Websites should ensure their customers can easily find what they are looking for.

Product alerts for 'Back in stock' items

Product alerts are a simple yet highly efficient way to notify customers about the essentials they need or the products they care about. Price drops and back in stock detection will allow retailers to quickly target customers who have interacted with specific products (viewed, carted, purchased or added to wish list) and give the customers a chance to buy that product.

Back in stock notifications are a great way of letting customers purchase the products they wanted to, but could not because of low inventory.

Cost reduction

Many retailers currently find online order fulfilment to be more expensive than their bricks and mortar offer, so this opportunity could cause further financial pain.

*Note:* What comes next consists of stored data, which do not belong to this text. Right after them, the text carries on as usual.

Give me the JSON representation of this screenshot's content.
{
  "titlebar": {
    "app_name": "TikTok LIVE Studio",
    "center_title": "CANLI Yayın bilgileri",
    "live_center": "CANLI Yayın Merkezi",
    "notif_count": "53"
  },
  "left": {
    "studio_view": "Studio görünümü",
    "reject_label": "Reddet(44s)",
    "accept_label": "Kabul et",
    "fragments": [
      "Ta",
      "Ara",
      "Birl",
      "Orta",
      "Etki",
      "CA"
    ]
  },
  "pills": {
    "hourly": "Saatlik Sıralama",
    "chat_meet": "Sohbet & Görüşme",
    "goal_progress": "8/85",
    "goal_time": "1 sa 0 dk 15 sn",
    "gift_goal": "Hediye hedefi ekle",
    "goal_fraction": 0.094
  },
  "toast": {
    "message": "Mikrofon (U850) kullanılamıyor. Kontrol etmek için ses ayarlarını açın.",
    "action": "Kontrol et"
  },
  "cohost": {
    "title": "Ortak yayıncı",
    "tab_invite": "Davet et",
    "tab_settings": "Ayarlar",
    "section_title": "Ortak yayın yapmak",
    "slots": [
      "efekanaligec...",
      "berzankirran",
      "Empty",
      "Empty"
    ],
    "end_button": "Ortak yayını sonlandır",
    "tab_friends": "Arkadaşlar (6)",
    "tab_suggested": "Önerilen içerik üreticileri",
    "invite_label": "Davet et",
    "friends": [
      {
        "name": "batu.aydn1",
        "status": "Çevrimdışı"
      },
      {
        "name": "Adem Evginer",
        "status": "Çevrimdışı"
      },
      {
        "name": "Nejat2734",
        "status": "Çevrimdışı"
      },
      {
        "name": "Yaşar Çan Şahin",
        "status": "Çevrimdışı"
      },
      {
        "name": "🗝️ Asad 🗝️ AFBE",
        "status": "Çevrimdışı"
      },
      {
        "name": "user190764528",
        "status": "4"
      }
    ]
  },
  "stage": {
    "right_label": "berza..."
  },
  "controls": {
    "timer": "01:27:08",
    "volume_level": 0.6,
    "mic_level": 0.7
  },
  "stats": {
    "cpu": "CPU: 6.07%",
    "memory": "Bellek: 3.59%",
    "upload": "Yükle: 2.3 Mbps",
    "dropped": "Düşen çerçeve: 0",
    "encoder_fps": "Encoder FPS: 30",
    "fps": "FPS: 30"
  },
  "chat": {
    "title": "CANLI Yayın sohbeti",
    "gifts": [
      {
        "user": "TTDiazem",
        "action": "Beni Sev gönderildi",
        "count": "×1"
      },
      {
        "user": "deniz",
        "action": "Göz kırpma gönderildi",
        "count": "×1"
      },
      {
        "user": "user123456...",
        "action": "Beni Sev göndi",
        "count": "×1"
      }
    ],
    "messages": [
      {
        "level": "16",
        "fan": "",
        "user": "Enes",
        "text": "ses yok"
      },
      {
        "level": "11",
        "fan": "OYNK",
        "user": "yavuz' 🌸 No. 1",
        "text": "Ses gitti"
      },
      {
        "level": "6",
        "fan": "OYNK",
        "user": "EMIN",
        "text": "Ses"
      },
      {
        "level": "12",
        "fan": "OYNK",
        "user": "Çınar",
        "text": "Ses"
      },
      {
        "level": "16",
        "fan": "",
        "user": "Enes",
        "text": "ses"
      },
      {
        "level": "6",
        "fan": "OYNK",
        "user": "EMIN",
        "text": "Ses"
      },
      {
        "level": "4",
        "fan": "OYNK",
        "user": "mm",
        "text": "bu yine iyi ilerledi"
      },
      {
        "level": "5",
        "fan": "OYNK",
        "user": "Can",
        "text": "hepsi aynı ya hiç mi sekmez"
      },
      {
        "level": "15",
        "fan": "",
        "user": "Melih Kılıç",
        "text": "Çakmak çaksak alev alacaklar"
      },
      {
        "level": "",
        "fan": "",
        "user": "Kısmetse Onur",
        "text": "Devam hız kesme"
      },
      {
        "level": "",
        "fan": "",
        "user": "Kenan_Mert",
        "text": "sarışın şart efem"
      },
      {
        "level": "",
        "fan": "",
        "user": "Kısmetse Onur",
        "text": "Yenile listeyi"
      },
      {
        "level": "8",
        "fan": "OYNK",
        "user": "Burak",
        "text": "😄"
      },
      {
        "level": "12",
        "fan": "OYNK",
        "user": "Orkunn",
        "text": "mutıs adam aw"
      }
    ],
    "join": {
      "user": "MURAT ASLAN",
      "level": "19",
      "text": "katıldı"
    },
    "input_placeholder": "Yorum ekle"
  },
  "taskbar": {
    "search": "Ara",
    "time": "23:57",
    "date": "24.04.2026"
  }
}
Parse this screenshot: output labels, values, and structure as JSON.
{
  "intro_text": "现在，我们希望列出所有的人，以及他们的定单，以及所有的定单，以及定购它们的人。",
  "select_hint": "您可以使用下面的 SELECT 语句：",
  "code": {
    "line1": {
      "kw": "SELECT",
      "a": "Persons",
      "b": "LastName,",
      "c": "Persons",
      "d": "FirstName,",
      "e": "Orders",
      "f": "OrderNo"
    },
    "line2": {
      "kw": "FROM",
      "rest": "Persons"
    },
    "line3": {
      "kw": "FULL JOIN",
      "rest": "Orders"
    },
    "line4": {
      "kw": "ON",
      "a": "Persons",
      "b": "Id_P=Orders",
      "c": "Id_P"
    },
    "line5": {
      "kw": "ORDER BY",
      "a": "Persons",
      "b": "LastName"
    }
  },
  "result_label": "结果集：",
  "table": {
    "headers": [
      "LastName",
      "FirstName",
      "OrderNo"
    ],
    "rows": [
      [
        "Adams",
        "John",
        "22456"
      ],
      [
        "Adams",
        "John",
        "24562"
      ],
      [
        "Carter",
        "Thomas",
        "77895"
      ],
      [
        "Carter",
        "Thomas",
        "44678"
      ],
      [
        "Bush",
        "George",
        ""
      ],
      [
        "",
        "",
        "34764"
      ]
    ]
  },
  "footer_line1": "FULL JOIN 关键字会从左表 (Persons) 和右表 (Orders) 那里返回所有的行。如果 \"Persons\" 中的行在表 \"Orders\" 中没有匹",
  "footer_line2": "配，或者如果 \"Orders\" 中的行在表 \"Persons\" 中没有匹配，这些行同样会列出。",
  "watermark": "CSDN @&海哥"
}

Retailers can take the following steps to reduce their costs:

  • They can maximise the utilisation of their assets (example delivery vans, distribution centres, etc.) to reduce the cost while ensuring they can manage the additional demand.
  • Where feasible, they can add capacity to ensure that customers aren’t forced to shop through competitors.
  • They can identify which products are uneconomic to offer through online channels, and only offer those where it makes sense.
  • Clearing out their inventory by giving discounts on brands which are affordable and economical. This way old inventory will be sold out making room for new ones.

‘New Essentials’ is the new trend

The priorities of shoppers have changed tremendously, moving towards shopping for essential items. This has led to a rapid shift from luxury shopping to essential shopping. People are now working from their homes (in fact, spending almost all their time at home), so these new essential items are those that come under the office supplies, health and fitness, beauty and cosmetics, housewares, home improvement, and toys and hobbies categories. Items that help one feel more comfortable at home. Here's an article that talks about the categories that are performing well, and those that aren't, in the current times.

Considering it to be the best time for selling, retailers should plan their discounts, sales and pricing very intelligently to gain maximum profit and recover from the losses which they might have faced earlier.